The BigFix Enterprise Suite Patch Management Service
Maintaining the security of desktop and laptop computers in a very diverse, constantly changing, and largely unmanaged computing environment like we have at Stanford presents enormous challenges. Nearly everyone has learned over time about the importance of using good antivirus software and observing related safe practices, such as never opening suspicious e-mail attachments.

But just as important as antivirus software is operating system maintenance: when Microsoft releases critical security patches for Windows, it's very important that they be applied to all affected PCs. The large number of unpatched systems on campus last year was what made it possible for worms like Blaster to propagate themselves so efficiently.

The BigFix service involves the installation of a small software application on your PC-the "client" -which communicates with a centrally managed server. The server administrators, in close cooperation with local technical support staff, test all new security patches released by Microsoft, and then distribute them to PCs that have the BigFix software installed on them.

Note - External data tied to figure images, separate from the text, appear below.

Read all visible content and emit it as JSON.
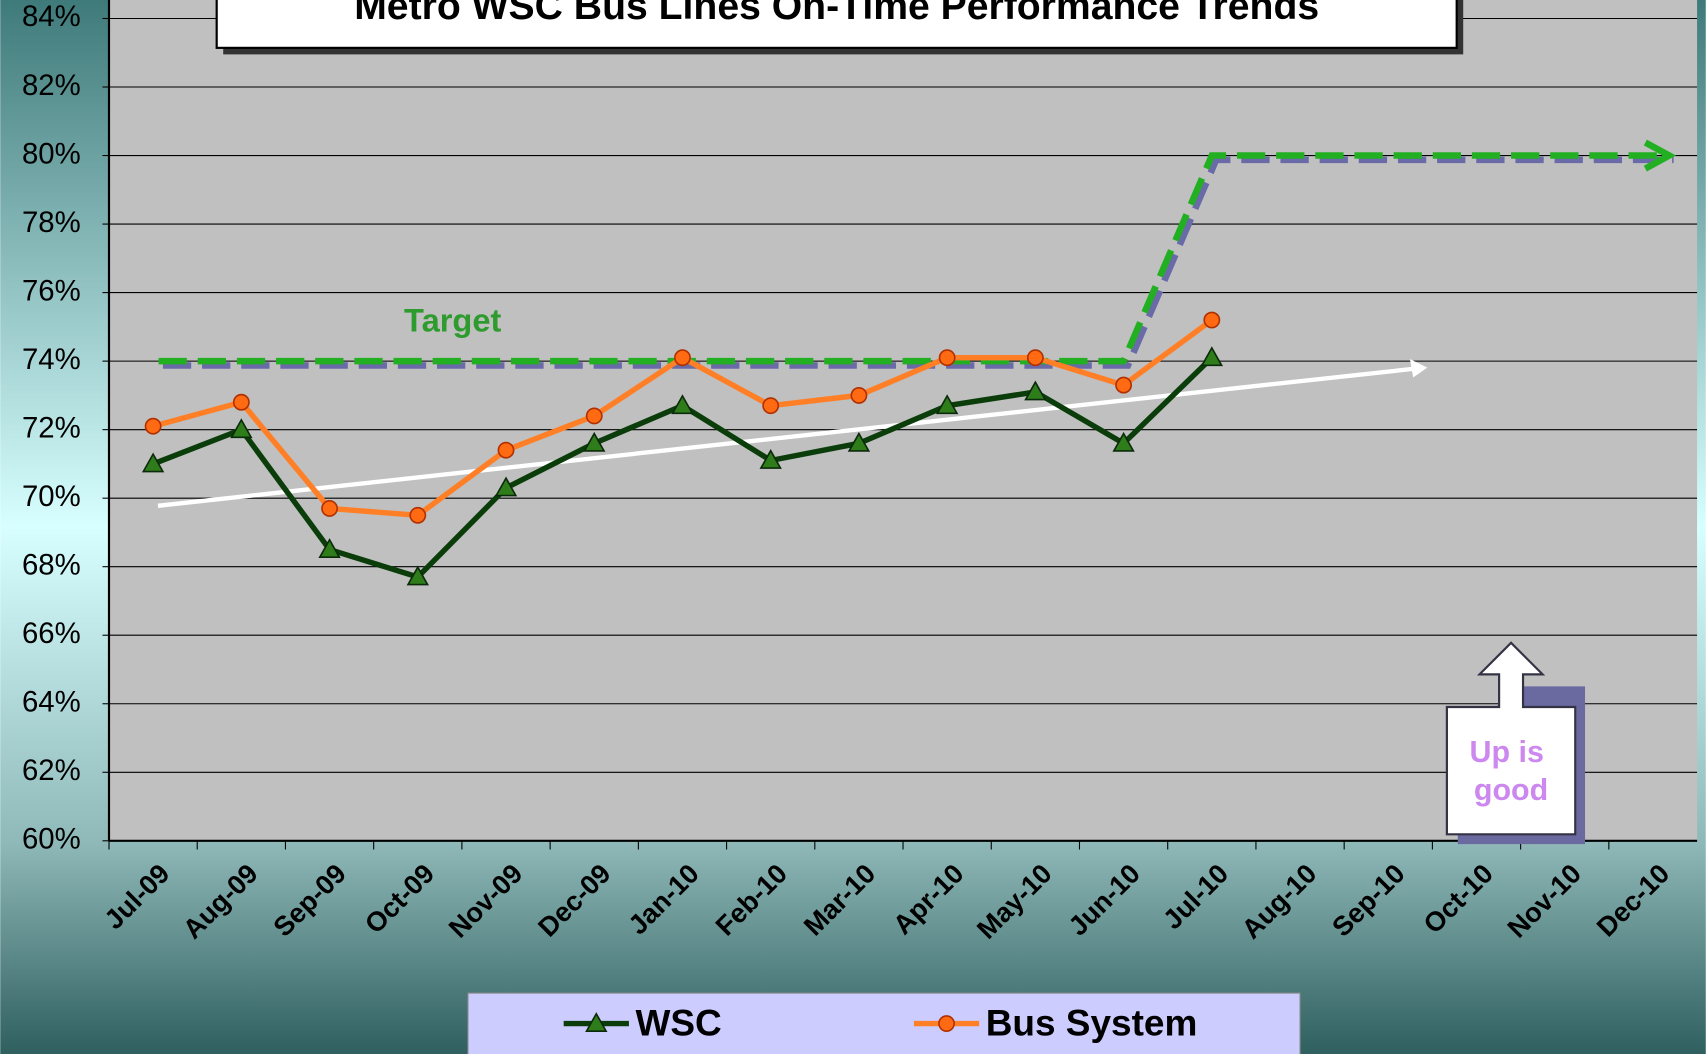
{
  "chart_data": {
    "type": "line",
    "title": "Metro WSC Bus Lines On-Time Performance Trends",
    "categories": [
      "Jul-09",
      "Aug-09",
      "Sep-09",
      "Oct-09",
      "Nov-09",
      "Dec-09",
      "Jan-10",
      "Feb-10",
      "Mar-10",
      "Apr-10",
      "May-10",
      "Jun-10",
      "Jul-10",
      "Aug-10",
      "Sep-10",
      "Oct-10",
      "Nov-10",
      "Dec-10"
    ],
    "series": [
      {
        "name": "WSC",
        "color": "#0b3d0b",
        "marker_color": "#2e7d1a",
        "marker": "triangle",
        "values": [
          71.0,
          72.0,
          68.5,
          67.7,
          70.3,
          71.6,
          72.7,
          71.1,
          71.6,
          72.7,
          73.1,
          71.6,
          74.1,
          null,
          null,
          null,
          null,
          null
        ]
      },
      {
        "name": "Bus System",
        "color": "#ff7f27",
        "marker_color": "#ff6a13",
        "marker": "circle",
        "values": [
          72.1,
          72.8,
          69.7,
          69.5,
          71.4,
          72.4,
          74.1,
          72.7,
          73.0,
          74.1,
          74.1,
          73.3,
          75.2,
          null,
          null,
          null,
          null,
          null
        ]
      }
    ],
    "target": {
      "label": "Target",
      "color": "#22b022",
      "values": [
        74,
        74,
        74,
        74,
        74,
        74,
        74,
        74,
        74,
        74,
        74,
        74,
        80,
        80,
        80,
        80,
        80,
        80
      ]
    },
    "annotation": "Up is good",
    "ylim": [
      60,
      84
    ],
    "yticks": [
      {
        "value": 60,
        "label": "60%"
      },
      {
        "value": 62,
        "label": "62%"
      },
      {
        "value": 64,
        "label": "64%"
      },
      {
        "value": 66,
        "label": "66%"
      },
      {
        "value": 68,
        "label": "68%"
      },
      {
        "value": 70,
        "label": "70%"
      },
      {
        "value": 72,
        "label": "72%"
      },
      {
        "value": 74,
        "label": "74%"
      },
      {
        "value": 76,
        "label": "76%"
      },
      {
        "value": 78,
        "label": "78%"
      },
      {
        "value": 80,
        "label": "80%"
      },
      {
        "value": 82,
        "label": "82%"
      },
      {
        "value": 84,
        "label": "84%"
      }
    ],
    "grid": true,
    "legend": "bottom"
  }
}
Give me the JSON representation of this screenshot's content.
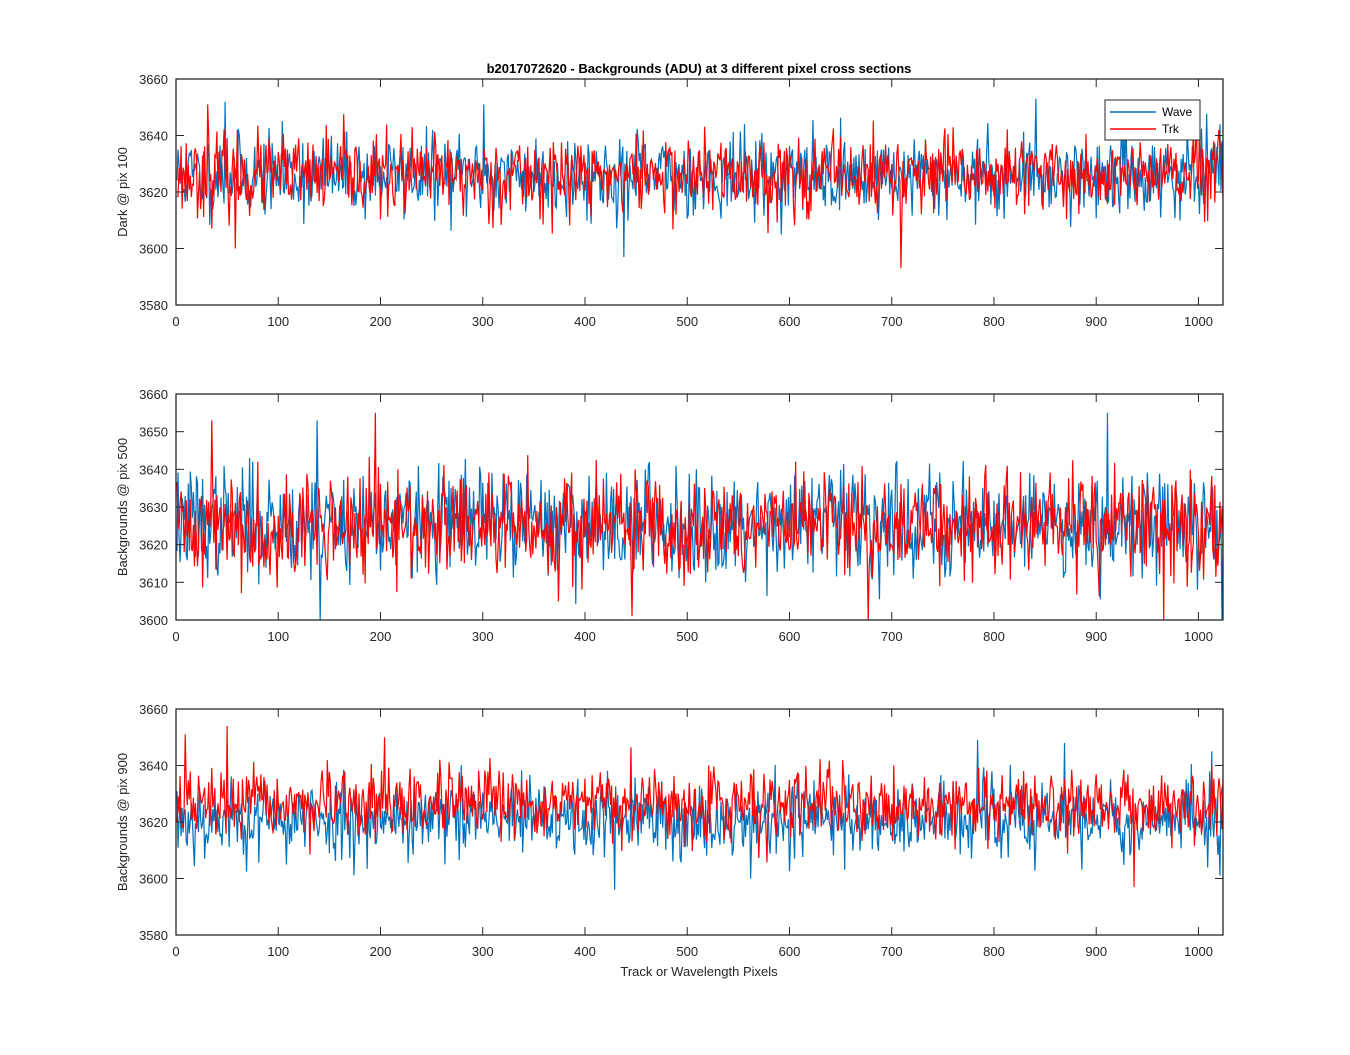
{
  "figure": {
    "xlabel": "Track or Wavelength Pixels",
    "background": "#ffffff"
  },
  "colors": {
    "wave": "#0072BD",
    "trk": "#FF0000",
    "axes": "#262626"
  },
  "chart_data": [
    {
      "type": "line",
      "title": "b2017072620 - Backgrounds (ADU) at 3 different pixel cross sections",
      "xlabel": "",
      "ylabel": "Dark @ pix 100",
      "xlim": [
        0,
        1024
      ],
      "ylim": [
        3580,
        3660
      ],
      "xticks": [
        0,
        100,
        200,
        300,
        400,
        500,
        600,
        700,
        800,
        900,
        1000
      ],
      "yticks": [
        3580,
        3600,
        3620,
        3640,
        3660
      ],
      "legend": {
        "placement": "top-right",
        "entries": [
          "Wave",
          "Trk"
        ]
      },
      "grid": false,
      "series": [
        {
          "name": "Wave",
          "color": "#0072BD",
          "mean": 3626,
          "spread": 7,
          "min": 3597,
          "max": 3653,
          "points": 1024,
          "seed": 11,
          "peaks": [
            [
              47,
              3652
            ],
            [
              300,
              3651
            ],
            [
              437,
              3597
            ],
            [
              840,
              3653
            ],
            [
              1020,
              3644
            ]
          ]
        },
        {
          "name": "Trk",
          "color": "#FF0000",
          "mean": 3626,
          "spread": 7,
          "min": 3593,
          "max": 3651,
          "points": 1024,
          "seed": 23,
          "peaks": [
            [
              30,
              3651
            ],
            [
              57,
              3600
            ],
            [
              708,
              3593
            ],
            [
              1019,
              3642
            ]
          ]
        }
      ]
    },
    {
      "type": "line",
      "title": "",
      "xlabel": "",
      "ylabel": "Backgrounds @ pix 500",
      "xlim": [
        0,
        1024
      ],
      "ylim": [
        3600,
        3660
      ],
      "xticks": [
        0,
        100,
        200,
        300,
        400,
        500,
        600,
        700,
        800,
        900,
        1000
      ],
      "yticks": [
        3600,
        3610,
        3620,
        3630,
        3640,
        3650,
        3660
      ],
      "grid": false,
      "series": [
        {
          "name": "Wave",
          "color": "#0072BD",
          "mean": 3626,
          "spread": 7,
          "min": 3600,
          "max": 3655,
          "points": 1024,
          "seed": 37,
          "peaks": [
            [
              137,
              3653
            ],
            [
              140,
              3600
            ],
            [
              910,
              3655
            ],
            [
              1022,
              3600
            ]
          ]
        },
        {
          "name": "Trk",
          "color": "#FF0000",
          "mean": 3625,
          "spread": 7,
          "min": 3600,
          "max": 3655,
          "points": 1024,
          "seed": 41,
          "peaks": [
            [
              34,
              3653
            ],
            [
              194,
              3655
            ],
            [
              445,
              3601
            ],
            [
              676,
              3600
            ],
            [
              965,
              3600
            ]
          ]
        }
      ]
    },
    {
      "type": "line",
      "title": "",
      "xlabel": "Track or Wavelength Pixels",
      "ylabel": "Backgrounds @ pix 900",
      "xlim": [
        0,
        1024
      ],
      "ylim": [
        3580,
        3660
      ],
      "xticks": [
        0,
        100,
        200,
        300,
        400,
        500,
        600,
        700,
        800,
        900,
        1000
      ],
      "yticks": [
        3580,
        3600,
        3620,
        3640,
        3660
      ],
      "grid": false,
      "series": [
        {
          "name": "Wave",
          "color": "#0072BD",
          "mean": 3621,
          "spread": 7,
          "min": 3596,
          "max": 3649,
          "points": 1024,
          "seed": 53,
          "peaks": [
            [
              428,
              3596
            ],
            [
              783,
              3649
            ],
            [
              868,
              3648
            ],
            [
              1012,
              3645
            ]
          ]
        },
        {
          "name": "Trk",
          "color": "#FF0000",
          "mean": 3626,
          "spread": 6,
          "min": 3597,
          "max": 3654,
          "points": 1024,
          "seed": 67,
          "peaks": [
            [
              8,
              3651
            ],
            [
              49,
              3654
            ],
            [
              203,
              3650
            ],
            [
              936,
              3597
            ]
          ]
        }
      ]
    }
  ]
}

There's a great deal of information about this new service available on the Stanford web. Please see the BigFix home page:

http://patching.stanford.edu/

If you have questions about the service, be sure to look at the BigFix FAQ (Frequently Asked Questions). A link is provided on the home page.

What You Can Do
You may already be using Windows Automatic Updates, or regularly visiting the Windows Update web site, to keep your PC patched. Please install BigFix anyway, as a supplement, if you wish, to your existing practices. It's far more reliable than Automatic Updates, and provides significant extra assurance that your PC is always up-to-date.

Support staff in schools and departments who have begun deploying BigFix find that it makes their jobs much easier by enabling the preventive maintenance of computers with a speed and consistency that was impossible to achieve in the past.

BigFix project team members have visited all Stanford schools, as well as many other University organizations, in order to introduce the service and its benefits. If the team has not already contacted you, and you might be interested in using BigFix in your own area, please send email to big-fix-questions@lists.stanford.edu.

The project's goal is to involve as many as possible of the roughly 25,000 PCs attached to the campus network in the BigFix service. To accomplish such a worthy-if challenging -goal, the project needs your help. Please install the BigFix software on your own PCs, or those PCs you support, and help to get the word out that keeping Windows PCs patched (and so help to protect our open, academic network from viruses and hackers). Use BigFix.